Despite falling just short of a 300 game, Barilar still made the WHS record book, recording Warwick’s first 700 since senior Zach Adams accomplished the feat last season.

"For (Austin) to come out as a sophomore and do that pretty early in the season … I think there are a lot of good things ahead for us this year. They’re not extremely common," Bernstein said of a 700 series. "In the league this year, we have a lot of good bowlers that are going to step up and have some 700 series. For our team, though, lately they’ve been few and far between, so it was great to see that."

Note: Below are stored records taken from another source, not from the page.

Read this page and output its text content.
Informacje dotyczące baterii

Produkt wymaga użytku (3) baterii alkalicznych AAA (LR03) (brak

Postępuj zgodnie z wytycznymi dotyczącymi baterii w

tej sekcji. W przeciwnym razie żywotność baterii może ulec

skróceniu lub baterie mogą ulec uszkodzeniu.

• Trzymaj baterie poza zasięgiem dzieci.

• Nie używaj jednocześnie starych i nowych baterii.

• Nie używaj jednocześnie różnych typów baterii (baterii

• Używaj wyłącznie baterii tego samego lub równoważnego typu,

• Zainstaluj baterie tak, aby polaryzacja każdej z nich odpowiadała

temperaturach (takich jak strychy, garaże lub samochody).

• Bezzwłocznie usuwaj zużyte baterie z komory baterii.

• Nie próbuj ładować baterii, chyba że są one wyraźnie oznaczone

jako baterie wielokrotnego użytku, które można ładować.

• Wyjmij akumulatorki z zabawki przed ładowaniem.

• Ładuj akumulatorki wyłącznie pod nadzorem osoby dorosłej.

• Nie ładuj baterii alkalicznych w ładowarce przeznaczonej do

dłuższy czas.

Back at Dutch Lanes just one day later in the Snowroller Tournament, Barilar carried that momentum forward, rolling a team-best 683 – including a single-game high of 247 – in the qualifying round as the Warriors finished fourth out of 26 teams. With their team score of 3559, the Warwick keglers were one of six teams to go on to the championship brackets.

"His confidence level was obviously high," Bernstein said of Barilar. "And rolling at Dutch Lanes, that’s our home lane, so that always helps too. But you could just see in his whole demeanor of the day, he was still on that emotional high from his great night the night before and it just carried over to the next day. He’s just been on fire lately."

Freshmen Ben White (216-171-209) and Cole Snavely (187-194-152) were second and third with a 596 and 533, respectively, for the Warriors.

"Really good," Bernstein said. "I know Ben was a little disappointed in some of his scores for the day, but realistically, being a freshman, that’s his first experience in any kind of tournament like that, team or otherwise. I couldn’t have been happier. Both of those freshmen that were starting did really well considering the pressure for them never having been in that situation before."

Senior Brandi Whitmyer (175-149-162) chipped in with a 486 in the qualifying round, while junior Cody Souders (222-235) had a 457 in two games and junior Nic Skoronski added a one-game score of 143.

Plus, the Warriors finished with an impressive three-game total of 661 in the Baker series, with scores of 189-235-237.

"That’s a really good Baker score," Bernstein said. "Those three Baker games were the highest set we’ve ever rolled."

In the quarterfinals of the championship brackets, the 4th-seeded Warriors met 5th-seeded Pennridge and suffered a 2-1 loss. In the best-of-three Baker game format, the Rams took the first one, 182-169, then Warwick answered with a 243-194 decision to tie it.

"That middle game was actually the second-highest Baker game we have ever rolled as a team," Bernstein said.

Unfortunately for the Warriors, their run ended with a 209-184 loss in the third game. Warwick’s loss to the Rams, combined with 6th-seeded Wyomissing defeating 3rd-seeded Elizabethtown 2-0, gave the Warriors a sixth-place finish in the tournament.

Still, Bernstein was very pleased with the performance of his bowlers at the Snowroller.

"I thought it was great," he said. "I know they were a little disappointed in the outcome, but we have a relatively young team with not a ton of varsity experience. To do that well … that’s exactly where I thought we would be."